Pour les coureurs de cette génération, le vélo était le sport-roi, synonyme de gloire sportive et de liberté. A l’époque, lors de la sortie du club du dimanche, on applaudissait ou encourageait les « cyclards » au bord des routes, parce que tout un chacun savait ce que représentait l’effort du cycliste, pour l’avoir un jour ou l’autre éprouvé soi-même (de nos jours, il existe un jeu qui consiste « à faire peur aux cyclistes » sur la route : entendu de la bouche même d’un « jeune homme » - comme les médias se plaisent à nous présenter ce genre d’individu) …
Ces hommes du siècle passé, nés dans les années vingt et trente, ont connu la guerre et ses privations, et enduré ses rigueurs. Pour eux, le mot « fatigué » n’existait pas au dictionnaire |dixit Bernard Gauthier – cf. L’épopée du cyclisme sur l’autodrome de Linas-Montlhéry page 159 ] Enfants ou adolescents pendant la guerre, ce sont eux que les médias et chroniqueurs économiques se plaisent aujourd’hui à nous présenter comme les privilégiés d’un soi-disant âge d’or (les « trente glorieuses » tu parles !), alors même qu’ils ont travaillé sans compter à la reconstruction d’une France dévastée par le second conflit mondial, et préparé par leur labeur, leur courage et leurs sacrifices une existence meilleure pour les générations qui l’ont suivie (la mienne en fait partie)… Ces années d’après-guerre où l’on travaillait six jours par semaine et dix heures par jour, où l’on roulait une fois sorti de l’usine sur des routes plutôt rustiques (rien à voir avec les « billards » de nos actuels circuits d’entraînement) , par des climats autrement plus rigoureux que ceux que nous connaissons aujourd’hui, et où l’on se rendait à vélo (cinquante kilomètres, une paille !) au départ de la course dominicale.
A ceux qui se reconnaîtront dans ces lignes, ma reconnaissance, et mon respect.

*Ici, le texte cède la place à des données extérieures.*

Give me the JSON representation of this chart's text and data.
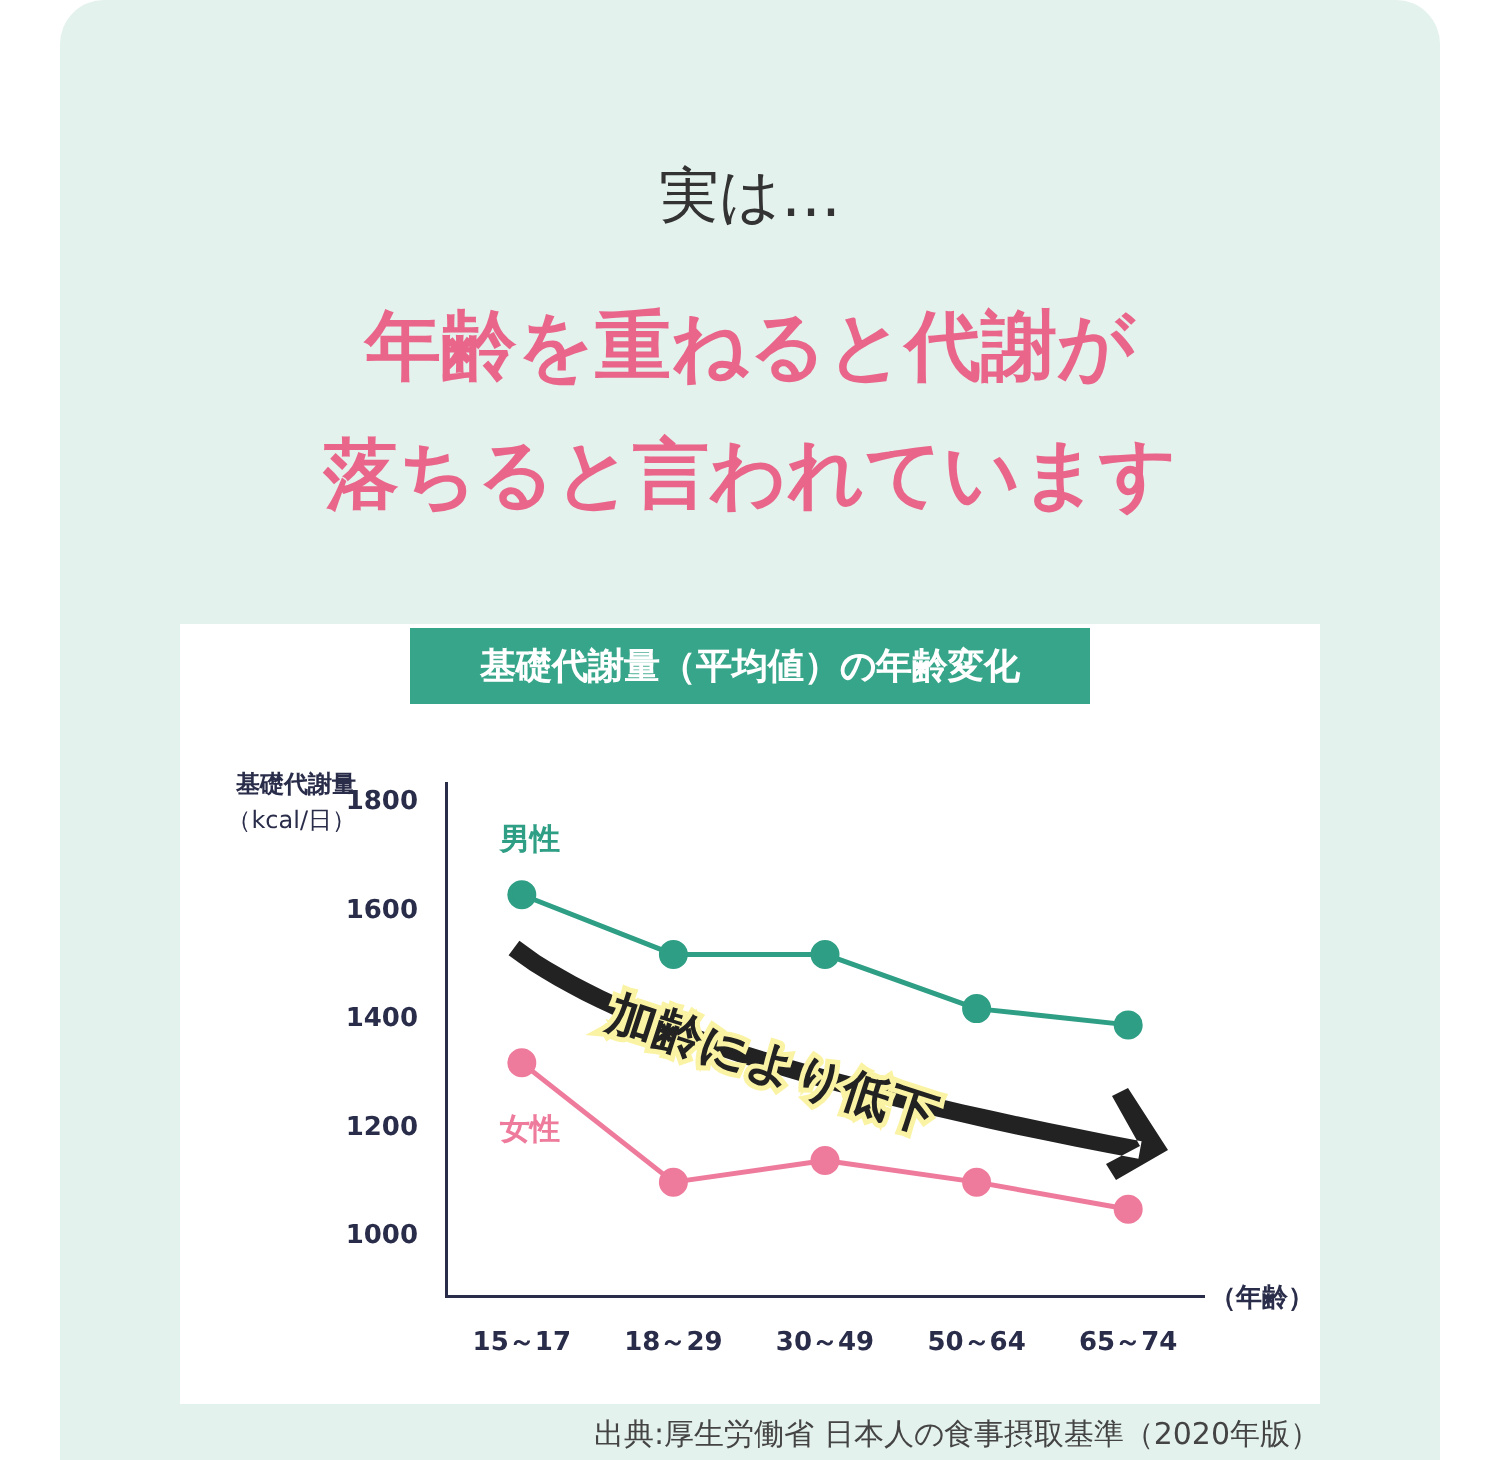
{
  "chart_data": {
    "type": "line",
    "title": "基礎代謝量（平均値）の年齢変化",
    "ylabel": "基礎代謝量（kcal/日）",
    "xlabel": "（年齢）",
    "categories": [
      "15～17",
      "18～29",
      "30～49",
      "50～64",
      "65～74"
    ],
    "series": [
      {
        "name": "男性",
        "color": "#2e9e85",
        "values": [
          1630,
          1520,
          1520,
          1420,
          1390
        ]
      },
      {
        "name": "女性",
        "color": "#ee7b9c",
        "values": [
          1320,
          1100,
          1140,
          1100,
          1050
        ]
      }
    ],
    "ylim": [
      890,
      1835
    ],
    "yticks": [
      1000,
      1200,
      1400,
      1600,
      1800
    ],
    "grid": false,
    "legend": false,
    "marker": "circle",
    "line_style": "solid",
    "annotations": [
      "実は…",
      "年齢を重ねると代謝が",
      "落ちると言われています",
      "加齢により低下",
      "出典:厚生労働省 日本人の食事摂取基準（2020年版）"
    ]
  }
}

Charles Henri Bertrand, dont nous allons raconter le parcours, émarge à cette génération chère à mon cœur, et son itinéraire tout à fait atypique achèvera de vous convaincre que, décidément, les écumeurs de piste et de route de l’après-guerre nous ont laissé un sacré héritage. Puisse un jour le cyclisme retrouver ce parfum d’aventure et d’amateurisme – ce terme entendu dans son acception la plus noble – et ce supplément d’âme qui lui fait si cruellement défaut de nos jours.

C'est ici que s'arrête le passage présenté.